Friday, October 5, 2012

Gardner Zemke Co. v. Dunham Bush, Inc. case brief

Gardner Zemke Co. v. Dunham Bush, Inc.
115 N.M. 260

Case Synopsis:
The appellant, a general contractor, brought suit against appellee air-conditioner manufacturer for breach of a contract to provide equipment and failure to provide warranty service. The District Court of Bernalillo County (New Mexico) entered judgment for the manufacturer. The contractor appealed.

-The contractor issued its order to the manufacturer for air-conditioning chillers.
-The manufacturer responded with its pre-printed acknowledgment containing extensive warranty disclaimers and a provision deeming silence to be acquiescence to the terms of the acknowledgment. -Without discussion of the discrepancies, the parties proceeded with the transaction.
-When the contractor sought warranty repairs, the manufacturer agreed to repair only upon assurance that it would be paid if the problems were not caused by manufacturing defects. The contractor refused and a third party was hired to repair the chillers. The contractor then filed suit against the manufacturer.

-The court held that the trial court erred in ruling that the manufacturer’s acknowledgment was a counteroffer by not considering all of the relevant factors to that determination and remanded the case for reconsideration.
-The court determined that if the trial court found that the acknowledgment was in fact an acceptance, then the conflicting contract terms would not become part of the contract and article 2 of the Uniform Commercial Code, N. M. Stat. Ann. §§ 55-2-101 to -2-725, would supply the missing terms.

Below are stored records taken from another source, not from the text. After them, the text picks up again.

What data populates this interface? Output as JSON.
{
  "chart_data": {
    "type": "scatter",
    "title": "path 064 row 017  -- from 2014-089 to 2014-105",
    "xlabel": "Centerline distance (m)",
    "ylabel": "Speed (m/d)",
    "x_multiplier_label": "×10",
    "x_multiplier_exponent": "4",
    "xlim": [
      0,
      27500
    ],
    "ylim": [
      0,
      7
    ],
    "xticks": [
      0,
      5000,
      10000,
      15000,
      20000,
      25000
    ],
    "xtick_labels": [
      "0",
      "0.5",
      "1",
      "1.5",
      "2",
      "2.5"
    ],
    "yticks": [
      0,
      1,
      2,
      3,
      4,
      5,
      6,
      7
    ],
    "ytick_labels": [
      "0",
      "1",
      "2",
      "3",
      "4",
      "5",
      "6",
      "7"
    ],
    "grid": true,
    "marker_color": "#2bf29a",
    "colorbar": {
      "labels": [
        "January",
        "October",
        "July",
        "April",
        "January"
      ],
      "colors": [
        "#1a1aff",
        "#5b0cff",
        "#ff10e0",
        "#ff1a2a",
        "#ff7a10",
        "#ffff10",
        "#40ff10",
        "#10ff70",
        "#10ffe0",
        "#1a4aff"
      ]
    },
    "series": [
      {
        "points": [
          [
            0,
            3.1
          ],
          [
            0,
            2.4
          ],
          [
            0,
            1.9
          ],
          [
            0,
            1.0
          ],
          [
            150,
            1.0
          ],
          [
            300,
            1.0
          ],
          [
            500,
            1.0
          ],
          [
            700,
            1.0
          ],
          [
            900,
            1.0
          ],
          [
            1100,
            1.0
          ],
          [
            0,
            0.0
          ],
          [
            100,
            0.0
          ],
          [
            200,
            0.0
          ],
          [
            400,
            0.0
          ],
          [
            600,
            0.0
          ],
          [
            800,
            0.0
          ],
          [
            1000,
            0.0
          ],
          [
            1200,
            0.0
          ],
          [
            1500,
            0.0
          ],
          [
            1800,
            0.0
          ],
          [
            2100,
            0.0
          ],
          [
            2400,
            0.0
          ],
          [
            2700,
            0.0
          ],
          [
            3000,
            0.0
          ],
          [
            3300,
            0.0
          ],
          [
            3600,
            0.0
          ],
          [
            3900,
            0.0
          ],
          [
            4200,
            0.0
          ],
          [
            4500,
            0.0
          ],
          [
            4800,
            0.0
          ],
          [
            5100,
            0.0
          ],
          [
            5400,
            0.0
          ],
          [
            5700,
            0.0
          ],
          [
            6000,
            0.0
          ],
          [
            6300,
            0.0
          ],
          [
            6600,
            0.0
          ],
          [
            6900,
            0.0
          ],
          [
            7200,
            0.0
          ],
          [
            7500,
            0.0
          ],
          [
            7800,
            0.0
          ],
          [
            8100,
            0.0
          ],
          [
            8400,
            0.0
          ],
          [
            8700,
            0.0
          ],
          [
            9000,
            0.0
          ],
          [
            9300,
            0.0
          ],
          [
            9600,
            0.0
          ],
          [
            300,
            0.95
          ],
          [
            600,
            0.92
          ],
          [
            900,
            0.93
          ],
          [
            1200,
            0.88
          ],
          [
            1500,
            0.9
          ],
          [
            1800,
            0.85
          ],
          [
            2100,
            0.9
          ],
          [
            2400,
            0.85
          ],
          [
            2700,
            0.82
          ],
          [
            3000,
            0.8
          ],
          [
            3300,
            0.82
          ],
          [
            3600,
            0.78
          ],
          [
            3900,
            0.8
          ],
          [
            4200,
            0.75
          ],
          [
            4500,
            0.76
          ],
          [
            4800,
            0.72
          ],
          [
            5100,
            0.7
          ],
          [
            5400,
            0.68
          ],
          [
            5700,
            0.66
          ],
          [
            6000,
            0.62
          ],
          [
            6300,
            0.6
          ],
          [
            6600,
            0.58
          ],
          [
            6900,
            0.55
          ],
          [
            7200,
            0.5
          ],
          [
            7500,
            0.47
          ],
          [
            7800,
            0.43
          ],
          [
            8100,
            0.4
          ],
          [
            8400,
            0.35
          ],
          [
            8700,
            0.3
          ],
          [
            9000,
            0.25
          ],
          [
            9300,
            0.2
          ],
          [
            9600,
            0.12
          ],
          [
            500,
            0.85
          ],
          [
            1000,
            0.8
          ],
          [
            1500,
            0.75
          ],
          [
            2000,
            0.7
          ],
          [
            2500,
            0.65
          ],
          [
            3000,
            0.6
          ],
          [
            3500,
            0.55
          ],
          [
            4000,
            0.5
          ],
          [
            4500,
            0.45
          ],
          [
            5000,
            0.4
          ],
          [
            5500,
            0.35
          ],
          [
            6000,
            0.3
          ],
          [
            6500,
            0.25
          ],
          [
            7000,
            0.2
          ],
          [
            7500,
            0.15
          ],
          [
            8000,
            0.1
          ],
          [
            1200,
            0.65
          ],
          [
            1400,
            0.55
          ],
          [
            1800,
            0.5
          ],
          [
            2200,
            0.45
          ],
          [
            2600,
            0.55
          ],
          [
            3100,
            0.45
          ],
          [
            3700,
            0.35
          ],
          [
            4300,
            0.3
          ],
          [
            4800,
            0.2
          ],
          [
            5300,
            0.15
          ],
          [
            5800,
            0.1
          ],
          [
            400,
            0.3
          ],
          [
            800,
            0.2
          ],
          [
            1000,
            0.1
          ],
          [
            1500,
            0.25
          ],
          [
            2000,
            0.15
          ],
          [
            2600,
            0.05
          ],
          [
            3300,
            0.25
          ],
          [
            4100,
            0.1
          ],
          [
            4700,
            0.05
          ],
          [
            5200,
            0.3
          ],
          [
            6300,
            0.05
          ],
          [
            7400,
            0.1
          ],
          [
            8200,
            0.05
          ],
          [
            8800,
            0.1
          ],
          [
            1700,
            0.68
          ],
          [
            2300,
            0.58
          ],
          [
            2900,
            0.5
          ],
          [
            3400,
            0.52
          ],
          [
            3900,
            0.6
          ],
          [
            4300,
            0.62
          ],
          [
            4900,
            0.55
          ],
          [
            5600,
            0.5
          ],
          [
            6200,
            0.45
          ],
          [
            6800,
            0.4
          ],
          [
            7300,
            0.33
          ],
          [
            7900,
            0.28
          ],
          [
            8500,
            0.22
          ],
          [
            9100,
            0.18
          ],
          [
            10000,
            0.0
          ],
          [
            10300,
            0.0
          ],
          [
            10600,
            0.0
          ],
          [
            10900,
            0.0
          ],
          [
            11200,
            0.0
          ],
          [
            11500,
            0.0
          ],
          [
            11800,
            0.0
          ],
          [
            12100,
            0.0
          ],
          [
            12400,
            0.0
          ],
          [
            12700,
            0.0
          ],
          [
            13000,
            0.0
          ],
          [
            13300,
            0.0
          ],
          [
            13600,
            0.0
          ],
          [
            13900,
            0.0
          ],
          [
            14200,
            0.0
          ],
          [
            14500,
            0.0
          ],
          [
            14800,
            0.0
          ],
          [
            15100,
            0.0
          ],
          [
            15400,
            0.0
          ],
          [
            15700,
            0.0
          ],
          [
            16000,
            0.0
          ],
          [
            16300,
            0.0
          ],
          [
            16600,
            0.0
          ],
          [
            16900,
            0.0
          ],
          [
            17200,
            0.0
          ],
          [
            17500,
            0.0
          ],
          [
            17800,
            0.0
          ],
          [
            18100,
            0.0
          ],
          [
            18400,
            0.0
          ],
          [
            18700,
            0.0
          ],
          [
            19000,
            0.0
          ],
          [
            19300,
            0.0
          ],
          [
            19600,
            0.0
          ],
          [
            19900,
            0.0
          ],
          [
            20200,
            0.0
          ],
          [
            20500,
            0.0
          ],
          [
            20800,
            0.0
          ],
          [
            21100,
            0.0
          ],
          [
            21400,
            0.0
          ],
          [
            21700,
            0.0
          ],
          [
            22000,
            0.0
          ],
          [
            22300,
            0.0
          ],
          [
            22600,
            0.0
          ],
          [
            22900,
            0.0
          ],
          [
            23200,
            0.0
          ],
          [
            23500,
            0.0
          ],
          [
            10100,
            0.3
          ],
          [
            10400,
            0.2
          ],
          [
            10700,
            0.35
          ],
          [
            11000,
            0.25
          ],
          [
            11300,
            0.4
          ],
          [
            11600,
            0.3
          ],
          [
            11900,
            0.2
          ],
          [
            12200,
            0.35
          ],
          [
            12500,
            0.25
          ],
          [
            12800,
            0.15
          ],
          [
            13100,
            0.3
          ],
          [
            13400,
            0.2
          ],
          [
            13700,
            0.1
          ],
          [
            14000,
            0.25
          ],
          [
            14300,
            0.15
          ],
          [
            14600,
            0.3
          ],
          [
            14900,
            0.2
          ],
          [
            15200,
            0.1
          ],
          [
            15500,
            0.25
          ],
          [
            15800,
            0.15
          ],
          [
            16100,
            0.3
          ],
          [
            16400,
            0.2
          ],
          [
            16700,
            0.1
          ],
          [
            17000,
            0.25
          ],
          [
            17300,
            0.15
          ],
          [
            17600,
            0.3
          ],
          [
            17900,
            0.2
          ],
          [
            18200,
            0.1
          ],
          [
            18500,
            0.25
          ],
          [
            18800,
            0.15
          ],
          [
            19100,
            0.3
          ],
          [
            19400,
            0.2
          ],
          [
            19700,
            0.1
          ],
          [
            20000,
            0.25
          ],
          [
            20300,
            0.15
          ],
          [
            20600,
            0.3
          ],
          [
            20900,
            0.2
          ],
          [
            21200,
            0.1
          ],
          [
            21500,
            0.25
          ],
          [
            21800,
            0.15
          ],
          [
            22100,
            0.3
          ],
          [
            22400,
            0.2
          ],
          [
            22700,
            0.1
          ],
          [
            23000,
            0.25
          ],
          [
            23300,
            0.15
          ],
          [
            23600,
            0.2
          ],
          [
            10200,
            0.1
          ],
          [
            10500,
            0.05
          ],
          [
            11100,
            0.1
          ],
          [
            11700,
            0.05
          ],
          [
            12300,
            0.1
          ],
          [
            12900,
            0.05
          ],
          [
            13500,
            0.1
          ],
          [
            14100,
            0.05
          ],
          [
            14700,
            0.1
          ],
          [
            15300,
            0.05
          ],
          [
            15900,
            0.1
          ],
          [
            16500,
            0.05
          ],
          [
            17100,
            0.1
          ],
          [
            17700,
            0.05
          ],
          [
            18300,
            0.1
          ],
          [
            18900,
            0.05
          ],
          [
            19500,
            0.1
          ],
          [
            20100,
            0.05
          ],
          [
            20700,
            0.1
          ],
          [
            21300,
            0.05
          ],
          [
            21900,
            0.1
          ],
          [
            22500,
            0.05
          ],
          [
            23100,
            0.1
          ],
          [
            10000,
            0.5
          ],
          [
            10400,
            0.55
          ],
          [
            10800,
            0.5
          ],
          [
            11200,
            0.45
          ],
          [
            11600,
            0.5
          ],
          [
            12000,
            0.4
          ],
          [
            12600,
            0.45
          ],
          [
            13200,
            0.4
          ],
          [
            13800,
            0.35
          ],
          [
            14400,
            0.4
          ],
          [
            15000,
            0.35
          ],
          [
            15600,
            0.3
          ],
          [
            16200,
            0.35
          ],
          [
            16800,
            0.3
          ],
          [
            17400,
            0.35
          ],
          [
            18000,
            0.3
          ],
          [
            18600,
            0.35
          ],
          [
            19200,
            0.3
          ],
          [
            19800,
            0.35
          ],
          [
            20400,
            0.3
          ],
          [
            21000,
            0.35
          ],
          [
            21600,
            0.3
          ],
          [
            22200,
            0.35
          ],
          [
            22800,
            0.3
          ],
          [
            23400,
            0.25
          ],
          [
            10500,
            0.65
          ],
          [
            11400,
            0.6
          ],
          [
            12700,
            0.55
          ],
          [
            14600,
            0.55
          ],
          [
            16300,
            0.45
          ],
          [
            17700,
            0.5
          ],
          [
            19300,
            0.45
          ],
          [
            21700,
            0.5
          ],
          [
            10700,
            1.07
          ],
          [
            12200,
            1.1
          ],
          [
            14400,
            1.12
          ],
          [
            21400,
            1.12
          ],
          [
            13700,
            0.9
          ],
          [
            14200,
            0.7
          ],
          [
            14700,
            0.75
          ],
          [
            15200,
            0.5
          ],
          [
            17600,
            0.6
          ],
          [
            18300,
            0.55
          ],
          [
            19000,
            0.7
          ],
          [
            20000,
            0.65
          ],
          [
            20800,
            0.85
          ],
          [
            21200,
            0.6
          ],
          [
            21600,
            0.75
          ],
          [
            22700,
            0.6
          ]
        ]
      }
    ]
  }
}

-Where clauses on confirming forms sent by both parties conflict, each party must be assumed to object to a clause of the other conflicting with one on the confirmation sent by himself.
-As a result the requirement that there be notice of objection is satisfied and the conflicting terms do not become a part of the contract. The contract then consists of the terms originally expressly agreed to, terms on which the confirmations agree, and terms supplied by the Uniform Commercial Code article 2.

-On its face, N.M. Stat. Ann. § 2-207(1) provides that a document responding to an offer and purporting to be an acceptance will be an acceptance, despite the presence of additional and different terms.
-Where merchants exchange pre-printed forms and the essential contract terms agree, a contract is formed under § 2-207(1). A responding document will fall outside of the provisions of § 2-207(1) and convey a counteroffer, only when its terms differ radically from the offer, or when acceptance is expressly made conditional on assent to the additional or different terms.

-The court reversed the judgment for the manufacturer and remanded the case for the trial court’s reconsideration.